L'exposition, parce qu'elle ne réduit pas son œuvre à sa dimension politique, n'en rend qu'un plus bel hommage à ce photographe prolifique, témoin de son temps.


Ai Weiwei : « entrelacs »
Du 21 février 2012 au 29 avril 2012
Musée du Jeu de paume
1, place de la Concorde
75008 Paris
France
www.jeudepaume.org
Images : Stade olympique, 2005-2008 puis Paysages provisoires, 2002-2008.
Cop. Ai Weiwei

February 16, 2012

Premiers romans

Lucía Puenzo est née en 1976 et Wendy Guerra en 1970. Que ce soit dans l'Argentine contemporaine ou dans le Cuba des années quatre-vingts, leurs deux romans dépeignent les contrastes sociaux et une certaine violence tout en évoquant l'exil. Les liens familiaux tiennent une importance considérable dans ces œuvres. Mais leur fil conducteur, fantastique d'un côté et poétique de l'autre, c'est l'eau. L'eau apaisante, sensuelle, salvatrice, l'eau d'une nouvelle naissance, la mère nourricière, l'image de la pulsion créatrice, le flux de l'écriture. Car tous ces personnages féminins aiment une chose par-dessus tout : plonger leurs corps dans l'eau.

L'enfant poisson
Dans une langue crue et directe, le narrateur, un chien nommé Serafín, relate l'amour qui naît entre deux très jeunes femmes, Lala et La Guayi. La seconde sert comme domestique dans la famille de la première. Entre les quartiers de la bourgeoisie intellectuelle de Buenos Aires et les rumeurs des villages paraguayens, une relation pleine d'idéalisme s'instaure entre Lala et La Guayi, qui portent en elles de lourdes responsabilités. Charnière très sud-américaine de l'ouvrage, la légende de l'enfant poisson nous emmène entre rêve et réalité, un rêve inventé pour supporter la réalité morbide d'un infanticide. Avec l’enfant poisson, le réalisme magique relie entre eux de nombreux éléments du roman.

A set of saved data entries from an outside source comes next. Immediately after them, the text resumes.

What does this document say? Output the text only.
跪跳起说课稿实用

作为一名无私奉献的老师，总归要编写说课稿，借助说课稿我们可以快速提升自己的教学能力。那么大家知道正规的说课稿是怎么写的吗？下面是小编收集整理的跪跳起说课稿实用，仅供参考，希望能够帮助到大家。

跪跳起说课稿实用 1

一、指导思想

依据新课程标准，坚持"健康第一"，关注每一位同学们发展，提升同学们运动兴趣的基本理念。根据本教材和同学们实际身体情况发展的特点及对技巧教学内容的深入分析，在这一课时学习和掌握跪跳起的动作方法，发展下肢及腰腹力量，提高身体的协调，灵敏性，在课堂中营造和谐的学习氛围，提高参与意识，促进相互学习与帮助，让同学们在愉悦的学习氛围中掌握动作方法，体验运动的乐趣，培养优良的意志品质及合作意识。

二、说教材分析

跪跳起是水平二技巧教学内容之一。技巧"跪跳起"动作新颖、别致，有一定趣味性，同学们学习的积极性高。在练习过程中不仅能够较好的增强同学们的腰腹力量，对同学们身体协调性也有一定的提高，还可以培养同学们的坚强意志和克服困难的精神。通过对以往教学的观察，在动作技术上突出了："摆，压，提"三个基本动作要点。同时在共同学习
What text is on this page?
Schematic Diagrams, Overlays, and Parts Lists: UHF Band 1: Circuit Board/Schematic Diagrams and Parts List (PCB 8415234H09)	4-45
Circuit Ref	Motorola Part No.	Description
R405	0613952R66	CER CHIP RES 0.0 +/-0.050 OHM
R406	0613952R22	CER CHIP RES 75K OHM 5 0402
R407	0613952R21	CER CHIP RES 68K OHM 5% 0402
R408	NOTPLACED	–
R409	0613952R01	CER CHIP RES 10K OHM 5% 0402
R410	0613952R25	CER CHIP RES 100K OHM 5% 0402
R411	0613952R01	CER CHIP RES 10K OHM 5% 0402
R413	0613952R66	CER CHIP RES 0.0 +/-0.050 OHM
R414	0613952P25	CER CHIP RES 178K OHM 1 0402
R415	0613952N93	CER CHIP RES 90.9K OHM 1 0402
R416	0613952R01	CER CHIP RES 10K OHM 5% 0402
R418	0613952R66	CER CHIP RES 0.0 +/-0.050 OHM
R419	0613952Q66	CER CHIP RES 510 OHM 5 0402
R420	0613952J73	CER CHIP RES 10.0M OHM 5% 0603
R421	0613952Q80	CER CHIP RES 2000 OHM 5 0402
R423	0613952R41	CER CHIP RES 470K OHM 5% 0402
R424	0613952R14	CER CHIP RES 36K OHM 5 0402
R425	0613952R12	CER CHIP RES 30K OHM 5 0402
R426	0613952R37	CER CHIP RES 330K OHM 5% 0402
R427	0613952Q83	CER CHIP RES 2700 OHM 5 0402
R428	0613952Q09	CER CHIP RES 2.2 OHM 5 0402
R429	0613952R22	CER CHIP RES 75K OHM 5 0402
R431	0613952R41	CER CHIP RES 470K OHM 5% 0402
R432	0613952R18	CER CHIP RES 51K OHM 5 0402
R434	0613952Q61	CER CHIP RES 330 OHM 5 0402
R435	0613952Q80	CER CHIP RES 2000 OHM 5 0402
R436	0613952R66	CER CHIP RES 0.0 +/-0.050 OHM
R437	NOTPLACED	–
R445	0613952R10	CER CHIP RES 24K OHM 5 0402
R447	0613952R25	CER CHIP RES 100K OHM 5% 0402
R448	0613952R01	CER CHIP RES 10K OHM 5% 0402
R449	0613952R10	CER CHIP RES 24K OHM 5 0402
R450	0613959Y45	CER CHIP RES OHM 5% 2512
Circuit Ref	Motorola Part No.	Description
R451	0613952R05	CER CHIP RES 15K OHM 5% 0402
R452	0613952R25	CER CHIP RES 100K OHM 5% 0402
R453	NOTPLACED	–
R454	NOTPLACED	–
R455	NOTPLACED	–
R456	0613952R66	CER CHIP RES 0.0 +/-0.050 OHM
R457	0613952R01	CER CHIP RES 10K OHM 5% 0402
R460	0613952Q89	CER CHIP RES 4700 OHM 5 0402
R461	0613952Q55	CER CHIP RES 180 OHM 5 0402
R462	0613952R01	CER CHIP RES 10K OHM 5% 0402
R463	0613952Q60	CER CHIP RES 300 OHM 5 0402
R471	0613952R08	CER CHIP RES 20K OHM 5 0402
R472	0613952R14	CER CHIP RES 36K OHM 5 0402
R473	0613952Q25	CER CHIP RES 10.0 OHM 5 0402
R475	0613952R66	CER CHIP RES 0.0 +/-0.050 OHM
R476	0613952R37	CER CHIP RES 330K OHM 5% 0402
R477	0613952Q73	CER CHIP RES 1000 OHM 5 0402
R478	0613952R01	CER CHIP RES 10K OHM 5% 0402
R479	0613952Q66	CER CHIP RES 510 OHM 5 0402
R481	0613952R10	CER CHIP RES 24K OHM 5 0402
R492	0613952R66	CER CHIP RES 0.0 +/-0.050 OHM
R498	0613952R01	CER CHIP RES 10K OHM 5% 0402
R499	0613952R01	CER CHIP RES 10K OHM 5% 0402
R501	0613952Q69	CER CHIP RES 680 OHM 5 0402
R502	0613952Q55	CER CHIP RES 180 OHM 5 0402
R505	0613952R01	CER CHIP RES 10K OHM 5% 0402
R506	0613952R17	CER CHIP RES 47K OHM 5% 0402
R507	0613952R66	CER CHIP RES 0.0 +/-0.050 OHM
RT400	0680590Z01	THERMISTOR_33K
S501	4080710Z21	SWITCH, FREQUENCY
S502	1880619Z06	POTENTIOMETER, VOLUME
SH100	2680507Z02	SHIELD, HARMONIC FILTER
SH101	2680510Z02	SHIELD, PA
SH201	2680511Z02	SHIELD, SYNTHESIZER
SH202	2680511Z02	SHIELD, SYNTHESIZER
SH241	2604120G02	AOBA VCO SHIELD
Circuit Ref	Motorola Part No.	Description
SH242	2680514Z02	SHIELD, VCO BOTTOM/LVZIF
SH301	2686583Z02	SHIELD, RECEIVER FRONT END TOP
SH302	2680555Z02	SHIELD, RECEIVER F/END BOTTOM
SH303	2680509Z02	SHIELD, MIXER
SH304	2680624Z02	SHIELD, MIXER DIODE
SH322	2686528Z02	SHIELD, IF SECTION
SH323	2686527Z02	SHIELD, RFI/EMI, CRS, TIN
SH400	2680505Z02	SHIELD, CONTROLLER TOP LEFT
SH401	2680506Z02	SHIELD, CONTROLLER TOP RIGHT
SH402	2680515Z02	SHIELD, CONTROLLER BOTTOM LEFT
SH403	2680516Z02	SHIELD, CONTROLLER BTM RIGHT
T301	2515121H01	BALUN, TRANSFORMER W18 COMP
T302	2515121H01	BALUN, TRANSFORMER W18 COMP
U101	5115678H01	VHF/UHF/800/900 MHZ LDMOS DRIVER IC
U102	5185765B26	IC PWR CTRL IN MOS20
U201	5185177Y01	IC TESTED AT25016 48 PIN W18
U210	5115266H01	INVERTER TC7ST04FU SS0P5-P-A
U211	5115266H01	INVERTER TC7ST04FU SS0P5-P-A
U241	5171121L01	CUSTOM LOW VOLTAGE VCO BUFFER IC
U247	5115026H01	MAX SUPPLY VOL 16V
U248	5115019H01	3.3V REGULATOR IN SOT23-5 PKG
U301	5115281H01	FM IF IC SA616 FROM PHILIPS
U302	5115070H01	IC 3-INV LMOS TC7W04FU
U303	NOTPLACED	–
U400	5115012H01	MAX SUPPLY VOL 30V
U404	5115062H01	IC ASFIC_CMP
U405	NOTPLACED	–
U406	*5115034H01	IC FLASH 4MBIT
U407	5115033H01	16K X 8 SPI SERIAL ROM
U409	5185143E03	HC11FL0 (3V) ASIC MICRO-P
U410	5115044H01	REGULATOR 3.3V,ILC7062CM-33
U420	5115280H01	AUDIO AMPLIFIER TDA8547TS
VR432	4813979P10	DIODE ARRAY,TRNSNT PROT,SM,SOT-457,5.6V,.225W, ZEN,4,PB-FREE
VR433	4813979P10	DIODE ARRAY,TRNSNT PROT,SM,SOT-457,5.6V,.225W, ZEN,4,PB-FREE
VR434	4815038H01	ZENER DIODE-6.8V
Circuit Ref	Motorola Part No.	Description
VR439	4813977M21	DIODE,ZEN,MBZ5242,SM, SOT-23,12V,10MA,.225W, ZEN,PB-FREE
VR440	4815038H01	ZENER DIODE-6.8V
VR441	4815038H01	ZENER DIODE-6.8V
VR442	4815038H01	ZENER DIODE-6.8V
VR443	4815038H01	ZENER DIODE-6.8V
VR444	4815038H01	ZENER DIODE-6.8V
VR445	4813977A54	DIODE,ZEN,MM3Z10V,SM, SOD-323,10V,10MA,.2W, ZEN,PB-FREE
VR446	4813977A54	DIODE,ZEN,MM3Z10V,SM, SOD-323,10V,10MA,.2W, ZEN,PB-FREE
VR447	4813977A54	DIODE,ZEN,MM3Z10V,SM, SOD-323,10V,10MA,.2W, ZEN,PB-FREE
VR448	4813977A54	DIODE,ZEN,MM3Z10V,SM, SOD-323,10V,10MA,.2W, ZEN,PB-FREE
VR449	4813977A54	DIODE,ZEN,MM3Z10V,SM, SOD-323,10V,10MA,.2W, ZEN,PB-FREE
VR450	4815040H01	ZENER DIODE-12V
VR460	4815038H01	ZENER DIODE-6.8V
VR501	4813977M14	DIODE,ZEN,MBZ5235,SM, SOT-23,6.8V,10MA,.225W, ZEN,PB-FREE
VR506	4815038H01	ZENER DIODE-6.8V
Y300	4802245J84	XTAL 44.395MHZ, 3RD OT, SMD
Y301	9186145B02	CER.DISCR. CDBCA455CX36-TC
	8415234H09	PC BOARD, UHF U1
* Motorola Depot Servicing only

Il y a aussi des figures plus éphémères telles que celle de Mara, cette jeune paraguayenne repérée par un trouble individu pour se rendre à de prétendus concours de beauté aux États-Unis. Mais la jeune fille, qui sait ce qu'a vécu son frère, ne veut pas connaître le même sort et les mêmes désillusions. Elle se défigure volontairement pour anéantir toutes ses chances de quitter son village.
À tous les niveaux, ce roman révèle une grande intensité dramatique.

Tout le monde s'en va
En deux parties, "Journal d'enfance" (1978-1980) et "Journal d'adolescence" (1986-1990), ce roman plein d'éléments autobiographiques suit la vie d'une jeune cubaine qui écrit avec rage et poésie et qui, d'enfant, devient femme.
Tout le monde s'en va, c'est ce que constate tous les jours la narratrice Nieve Guerra : d'abord son père, puis son beau-père, les amis de sa mère, ses propres amis et bientôt ses fiancés. Alors, en même temps qu'elle apprend à dire adieu sans se retourner tout en s'épanchant inlassablement dans son journal, elle n'aspire qu'à une chose : partir, s'enfuir ailleurs, n'importe où hors de ce pays où règne une paranoïa généralisée.
Son journal d'enfance s'ouvre avec cette citation de Baudelaire qui lui sied à merveille : "La patrie, c'est l'enfance". Oui, et ici plus particulièrement la mère. Nieve a autant envie de fuir sa mère que son pays. Sa mère, victime du régime cubain, incarne parfois ce pays, quoique à son corps défendant : manque d'intimité, négligence, mais aussi richesses intellectuelles immenses et cachées.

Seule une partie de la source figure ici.